Silk Board's initiatives on HRD

CHENNAI, MAY 20. The Central Silk Board (CSB), Bangalore, proposes to undertake a cluster-wise human resource development (HRD) programme for the workforce in the highly decentralised silk industry in the wake of heightening of competition in both the domestic and foreign markets.

The programme aims at eliminating ``primitive practices'' in various stages of the value chain, from rearing of cocoons to reeling, weaving, dyeing and garment making, that have characterised the industry, which has survived mainly on the strength of domestic and foreign ethnic demand for saris.

Issues on skill upgradation in the industry were discussed here on Saturday at a seminar, the first in a nationwide series, organised by the CSB under the three-year-old Nodal Centre for Upgradation of Textile Education (NCUTE). (It is set to be renamed as the National Centre for UTE by the year-end).

The Union Minister for Textiles, Mr. Dhananjaya Kumar, who inaugurated the seminar, said that despite China reducing its production of silk, the U.S. market, the world's largest, was dominated to the extent of 70 per cent by China/Hong Kong, followed at a distance by Italy (14 per cent) and India (four per cent). The package of practices in this predominantly cottage- based industry needed to be improved and made more technology- intensive. Institutions such as polytechnics and industrial training institutes (ITIs) should take up skill development of the industry's workforce through short-term courses.

Mr. Dinesh Himatsingka, of Himatsingka Seide, one of the few units in the organised sector in the industry, which has made a big success of exports of powerloom-woven silk fabric and value- added products, emphasised that the National Institute of Design (NID), Ahmedabad, should be relied on as the most appropriate institution for developing design capabilities, including woven designs, as distinct from printed ones. It was designs which provided the highest value addition to fabric.

Design development should not be based on indigenous culture but should be adopted to the global market. ``Japan has not attained global leadership in textiles by promoting kimonos abroad'', he said.

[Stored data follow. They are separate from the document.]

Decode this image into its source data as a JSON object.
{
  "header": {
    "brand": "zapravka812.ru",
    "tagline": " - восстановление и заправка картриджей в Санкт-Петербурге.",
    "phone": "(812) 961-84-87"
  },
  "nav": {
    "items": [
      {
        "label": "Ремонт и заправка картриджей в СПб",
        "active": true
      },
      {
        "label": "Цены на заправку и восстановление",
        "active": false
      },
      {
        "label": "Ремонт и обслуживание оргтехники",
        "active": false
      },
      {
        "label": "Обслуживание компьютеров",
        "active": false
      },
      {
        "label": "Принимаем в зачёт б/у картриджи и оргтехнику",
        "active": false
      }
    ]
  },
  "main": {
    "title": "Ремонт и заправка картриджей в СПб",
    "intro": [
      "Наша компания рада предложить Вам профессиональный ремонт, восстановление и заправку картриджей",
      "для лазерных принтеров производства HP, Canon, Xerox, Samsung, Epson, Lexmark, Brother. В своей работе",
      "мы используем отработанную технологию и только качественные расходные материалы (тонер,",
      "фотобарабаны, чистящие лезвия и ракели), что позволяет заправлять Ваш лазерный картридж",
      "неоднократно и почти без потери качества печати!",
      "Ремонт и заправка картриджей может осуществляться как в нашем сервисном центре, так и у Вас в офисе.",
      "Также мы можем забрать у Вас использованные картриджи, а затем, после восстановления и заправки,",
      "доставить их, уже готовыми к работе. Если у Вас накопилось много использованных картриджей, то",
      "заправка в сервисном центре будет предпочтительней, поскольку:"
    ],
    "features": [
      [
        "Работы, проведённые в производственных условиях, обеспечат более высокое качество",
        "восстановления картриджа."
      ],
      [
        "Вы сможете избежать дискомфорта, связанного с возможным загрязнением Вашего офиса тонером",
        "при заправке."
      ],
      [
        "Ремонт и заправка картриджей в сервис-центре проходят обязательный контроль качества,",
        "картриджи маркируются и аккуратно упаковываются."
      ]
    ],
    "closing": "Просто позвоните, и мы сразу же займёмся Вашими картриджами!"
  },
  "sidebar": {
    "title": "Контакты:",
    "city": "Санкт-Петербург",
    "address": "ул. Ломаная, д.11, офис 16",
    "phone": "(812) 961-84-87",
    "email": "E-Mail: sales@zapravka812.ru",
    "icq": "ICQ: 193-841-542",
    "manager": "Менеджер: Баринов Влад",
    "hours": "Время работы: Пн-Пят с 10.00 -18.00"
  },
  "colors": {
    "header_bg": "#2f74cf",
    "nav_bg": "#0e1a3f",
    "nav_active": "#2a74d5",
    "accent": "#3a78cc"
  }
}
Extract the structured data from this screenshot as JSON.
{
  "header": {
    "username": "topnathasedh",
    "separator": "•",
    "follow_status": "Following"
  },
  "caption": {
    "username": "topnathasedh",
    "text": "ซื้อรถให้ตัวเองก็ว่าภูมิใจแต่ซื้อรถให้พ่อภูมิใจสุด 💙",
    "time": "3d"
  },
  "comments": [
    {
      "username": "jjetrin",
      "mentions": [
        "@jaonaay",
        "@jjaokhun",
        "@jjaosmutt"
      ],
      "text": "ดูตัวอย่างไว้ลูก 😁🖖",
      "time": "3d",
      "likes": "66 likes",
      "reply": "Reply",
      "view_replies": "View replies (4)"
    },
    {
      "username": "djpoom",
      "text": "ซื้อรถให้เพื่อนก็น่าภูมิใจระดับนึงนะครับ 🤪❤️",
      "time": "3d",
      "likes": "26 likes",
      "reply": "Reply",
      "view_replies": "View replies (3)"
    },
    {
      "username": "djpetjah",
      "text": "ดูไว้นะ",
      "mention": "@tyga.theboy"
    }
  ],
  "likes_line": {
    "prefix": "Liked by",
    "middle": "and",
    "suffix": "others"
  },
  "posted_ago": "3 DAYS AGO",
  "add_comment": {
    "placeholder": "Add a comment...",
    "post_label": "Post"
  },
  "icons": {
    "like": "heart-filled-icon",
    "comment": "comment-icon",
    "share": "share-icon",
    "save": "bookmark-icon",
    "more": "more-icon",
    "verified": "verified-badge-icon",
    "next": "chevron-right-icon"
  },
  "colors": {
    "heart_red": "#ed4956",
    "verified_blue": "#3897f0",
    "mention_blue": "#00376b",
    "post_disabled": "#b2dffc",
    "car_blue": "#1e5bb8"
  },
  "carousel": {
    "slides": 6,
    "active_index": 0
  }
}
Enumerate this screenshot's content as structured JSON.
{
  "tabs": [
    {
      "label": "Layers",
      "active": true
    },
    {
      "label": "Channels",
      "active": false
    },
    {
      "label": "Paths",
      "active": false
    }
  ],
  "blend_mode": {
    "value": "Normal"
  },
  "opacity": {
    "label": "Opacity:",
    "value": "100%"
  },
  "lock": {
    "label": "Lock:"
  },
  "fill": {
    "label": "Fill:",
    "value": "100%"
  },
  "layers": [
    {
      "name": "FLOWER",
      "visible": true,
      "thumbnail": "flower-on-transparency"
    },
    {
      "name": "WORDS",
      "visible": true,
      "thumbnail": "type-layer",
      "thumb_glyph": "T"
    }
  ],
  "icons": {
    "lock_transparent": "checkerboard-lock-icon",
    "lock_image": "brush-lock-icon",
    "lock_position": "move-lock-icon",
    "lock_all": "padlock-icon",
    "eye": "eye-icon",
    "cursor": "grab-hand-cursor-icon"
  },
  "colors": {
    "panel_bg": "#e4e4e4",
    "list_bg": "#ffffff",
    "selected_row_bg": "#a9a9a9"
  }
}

Mr. S. Kamakoti, a leading silk producer of Tamil Nadu, pointed to the low level of manufacturing practices. In practice, yarn was ``coated'' rather than ``dyed'', and was subjected to wringing by hand. Use of the hand rather than stirrers in dyeing, and weavers touching the fabric with soiled hands were common practices. Theft of yarn and use of starch to make up the weight was not uncommon. Little attention was paid to smoothness of silk product surface, Mr. Kamakoti said.

Prof. A. K. Gupta, Coordinator, NCUTE (www.ncute.com), said though India was the second largest producer of silk, accounting for 18 per cent of global output, it faced many problems like shortage of raw material and low-end technologies.

Mr P. Joy Oommen, Member-Secretary, CSB, said the State governments, despite several requests by the board, were persisting with restrictions on rearers and reelers which prevented the development of integrated silk units.

Dr. T. H. Somashekar, Director, Central Silk Technological Research Institute CSTRI), Bangalore, said the introduction of ``multi-end reeling technology'' during the Ninth Plan was a major intervention in response to the shift in consumer preference towards finer and lighter varieties. The recent introduction of high-yielding bivoltine hybrids coupled with the institute's multi-end technology, and establishment of common facility centres and eco-testing facilities held a lot of promise for the Indian silk industry.

Mr. S. V. Shankar, Director, National Institute of Fashion Technology, Chennai, said the latest Exim Policy provided for 15 per cent DEPB rate and 3.5 per cent duty drawback for readymade garments made wholly or mainly of silk, and 13 per cent and 3.5 per cent, respectively, for made-ups.

Talking to presspersons, the minister, Mr. Dhananjaya Kumar, said the garments industry ``refused to understand'' that the levy of excise duty on garments was intended to enable the government to levy countervailing duty on imports and thus protect the domestic industry. He said the Centre would have no objection to making Tirupur an export zone as demanded by the Tirupur Exporters' Association, but a proposal should be forwarded by the State government for this purpose.